Ada begitu banyak film yang menggunakan tema kepolisian, bahkan hal ini menjadi dasar bagi sebuah genre film: Cop buddies. Cop buddies merujuk pada film-film yang menggambarkan kerjasama antara dua orang, baik sesama penegak hukum atau non penegak hukum, untuk melawan kejahatan atau mencari kebenaran dari suatu kasus.
Kehidupan polisi yang berbeda dengan masyarakat sipil dan tugas mereka yang berisiko selalu membuat masyarakat penasaran. Nah, setelah beberapa film bertema kepolisian, seperti Pohon Terkenal dan Sang Prawira, tahun ini hadir kembali film dengan tema tersebut di Indonesia, yang berjudul Sayap-Sayap Patah.Â
Berbeda dengan dua film yang disebutkan sebelumnya, Sayap-Sayap Patah punya nuansa yang lebih dark dan lebih menggambarkan tugas kepolisian yang ekstrem: memberantas terorisme, bertaruh dengan hidup dan mati. Dengan Nicholas Saputra dan Ariel Tatum sebagai pemain utama, film ini terlihat sangat menjanjikan.
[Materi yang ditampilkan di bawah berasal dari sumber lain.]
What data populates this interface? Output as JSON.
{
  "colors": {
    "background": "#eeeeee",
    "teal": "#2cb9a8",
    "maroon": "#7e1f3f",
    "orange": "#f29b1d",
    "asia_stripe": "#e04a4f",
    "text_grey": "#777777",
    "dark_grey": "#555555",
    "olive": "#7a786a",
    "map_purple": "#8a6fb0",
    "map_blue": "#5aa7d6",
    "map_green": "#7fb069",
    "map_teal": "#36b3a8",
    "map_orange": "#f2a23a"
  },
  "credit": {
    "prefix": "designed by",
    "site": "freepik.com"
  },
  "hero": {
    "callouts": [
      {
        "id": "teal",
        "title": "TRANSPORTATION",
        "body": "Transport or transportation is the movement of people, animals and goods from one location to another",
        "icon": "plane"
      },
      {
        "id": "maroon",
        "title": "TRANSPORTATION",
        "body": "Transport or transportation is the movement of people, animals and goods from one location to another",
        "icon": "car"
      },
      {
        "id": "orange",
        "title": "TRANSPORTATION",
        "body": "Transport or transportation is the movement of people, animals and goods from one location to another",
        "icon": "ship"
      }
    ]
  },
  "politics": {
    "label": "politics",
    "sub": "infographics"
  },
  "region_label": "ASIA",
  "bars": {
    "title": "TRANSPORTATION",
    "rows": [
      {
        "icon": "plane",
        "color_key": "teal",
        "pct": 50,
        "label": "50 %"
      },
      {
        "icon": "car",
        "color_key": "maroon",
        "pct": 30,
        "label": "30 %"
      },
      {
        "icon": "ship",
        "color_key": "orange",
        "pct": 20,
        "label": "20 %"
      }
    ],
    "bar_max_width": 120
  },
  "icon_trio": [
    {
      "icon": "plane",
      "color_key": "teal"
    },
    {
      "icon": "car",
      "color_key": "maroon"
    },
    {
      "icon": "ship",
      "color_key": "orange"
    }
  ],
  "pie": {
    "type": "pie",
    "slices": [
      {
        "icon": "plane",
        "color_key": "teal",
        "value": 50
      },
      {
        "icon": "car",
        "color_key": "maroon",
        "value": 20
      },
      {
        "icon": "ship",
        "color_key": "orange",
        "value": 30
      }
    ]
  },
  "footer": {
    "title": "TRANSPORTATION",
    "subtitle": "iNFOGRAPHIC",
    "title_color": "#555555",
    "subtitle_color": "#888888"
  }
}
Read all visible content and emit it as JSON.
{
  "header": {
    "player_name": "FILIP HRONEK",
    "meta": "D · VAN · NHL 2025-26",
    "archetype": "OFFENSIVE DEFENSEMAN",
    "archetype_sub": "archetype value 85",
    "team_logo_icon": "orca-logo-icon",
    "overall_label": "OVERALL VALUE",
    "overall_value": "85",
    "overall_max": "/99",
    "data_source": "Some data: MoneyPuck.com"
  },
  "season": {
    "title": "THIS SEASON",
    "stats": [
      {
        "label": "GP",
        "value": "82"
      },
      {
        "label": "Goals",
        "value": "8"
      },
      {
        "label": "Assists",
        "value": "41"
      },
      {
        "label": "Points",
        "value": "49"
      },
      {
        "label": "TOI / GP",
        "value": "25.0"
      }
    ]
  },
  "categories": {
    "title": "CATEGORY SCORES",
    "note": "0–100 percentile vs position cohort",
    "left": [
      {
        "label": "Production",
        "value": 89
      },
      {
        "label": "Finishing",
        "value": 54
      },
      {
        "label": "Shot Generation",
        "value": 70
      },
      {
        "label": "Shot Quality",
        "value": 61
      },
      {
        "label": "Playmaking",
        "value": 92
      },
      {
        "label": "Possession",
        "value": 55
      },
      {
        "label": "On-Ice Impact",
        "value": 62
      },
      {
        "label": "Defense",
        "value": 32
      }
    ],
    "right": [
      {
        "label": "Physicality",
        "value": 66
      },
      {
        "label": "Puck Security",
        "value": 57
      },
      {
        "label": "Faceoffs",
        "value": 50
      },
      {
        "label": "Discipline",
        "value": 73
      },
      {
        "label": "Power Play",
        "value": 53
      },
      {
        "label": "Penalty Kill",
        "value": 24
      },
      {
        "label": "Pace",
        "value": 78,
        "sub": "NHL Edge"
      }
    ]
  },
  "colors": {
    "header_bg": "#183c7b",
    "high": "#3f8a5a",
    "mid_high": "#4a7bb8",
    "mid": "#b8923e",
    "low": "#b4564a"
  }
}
Namun, benarkan demikian?
Sebelum dirilis, trailer film ini cukup memancing keributan. Hal tersebut engga lain terjadi karena ia diproduksi oleh Denny Siregar, sosok yang kerap mengeluarkan pernyataan kontroversial di Twitter.
Selain itu, setelah dirilis, film ini "direcoki" oleh perdebatan yang engga ada hubungannya sama sekali dengan kualitas sebuah film. Di media sosial seperti Twitter misalnya, banyak akun "bodong" yang melakukan pujian habis-habisan kepada film atau bahkan menghina film tersebut. Selain itu, beberapa blog reviewer film pun kerap diserang dengan tuduhan "sudah dibayar", baik mereka, baik mereka mengkritik maupun memuji film tersebut.
Duh, kayanya kita masih dibuat bingung, ya? Nah, kali ini saya akan  mengulas film Sayap-Sayap Patah, terlepas dari kontroversinya. Sudah siap?
Diambil Dari Kisah NyataÂ
Seluruh rakyat Indonesia tentu masih ingat dengan kerusuhan yang terjadi di Mako Brimob Kelapa Dua bulan Mei 2018.
Film ini terinspirasi dari kisah nyata, yaitu peristiwa kerusuhan di Mako Brimob pada Mei 2018. Pada peristiwa tersebut 155 narapidana kabur, 1 orang narapidana meinggal dan 5 anggota Densus 88 meninggal dunia. Namun, semua tokoh dan kisah didalamnya fiktif. Jadi, kamu ngga perlu merasa bahwa film ini seperti biopik.
Pusat ceritanya adalah Adji, seorang Densus 88 yang istrinya sedang hamil tua. Saat hamil tua, seorang perempuan tentunya penginnya dimanja dan diberikan banyak waktu oleh sang suami. Namun, sebagai istri anggota, tentu harus merelakan sang suami yang notabene engga sepenuhnya miliknya, tetapi milik negara.
Dari segi alur, Sayap-Sayap Patah cukup menyenangkan. Untuk sampai ke bagian-bagian genting, kita dikasih waktu bernafas terlebih dahulu. Paduan asmara dan aksinya ada, walaupun aspek romansanya memang lebih kental.
Kita bakal dibuat cemas seperti halnya Nani, Istri Adji, yang selalu harus menebak apakah saat suaminya pulang, ia harus mempersiapkan selimut atau kain kafan. Keresahan Nani ini sama seperti Sharifah, tokoh dalam Film Indonesia Jelita Sejuba, yang menikahi Jaka, seorang anggota TNI.
Sayap-Sayap Patah bisa dibilang merupakan film yang oke dari segi penokohan, dialog dan cerita. Selain itu, mungkin film ini peru berbenah dari sisi pemasaran. Pemasaran dari beberapa pihak terlalu menghakimi, sehingga penonton sudah sensi duluan sebelum menontonnya.
Sayang banget, ya! Soalnya potensi film ini ternyata cukup besar. Tapi, apa jangan-jangan strategi ini sudah mereka perkirakan? Bagaimana menurutmu?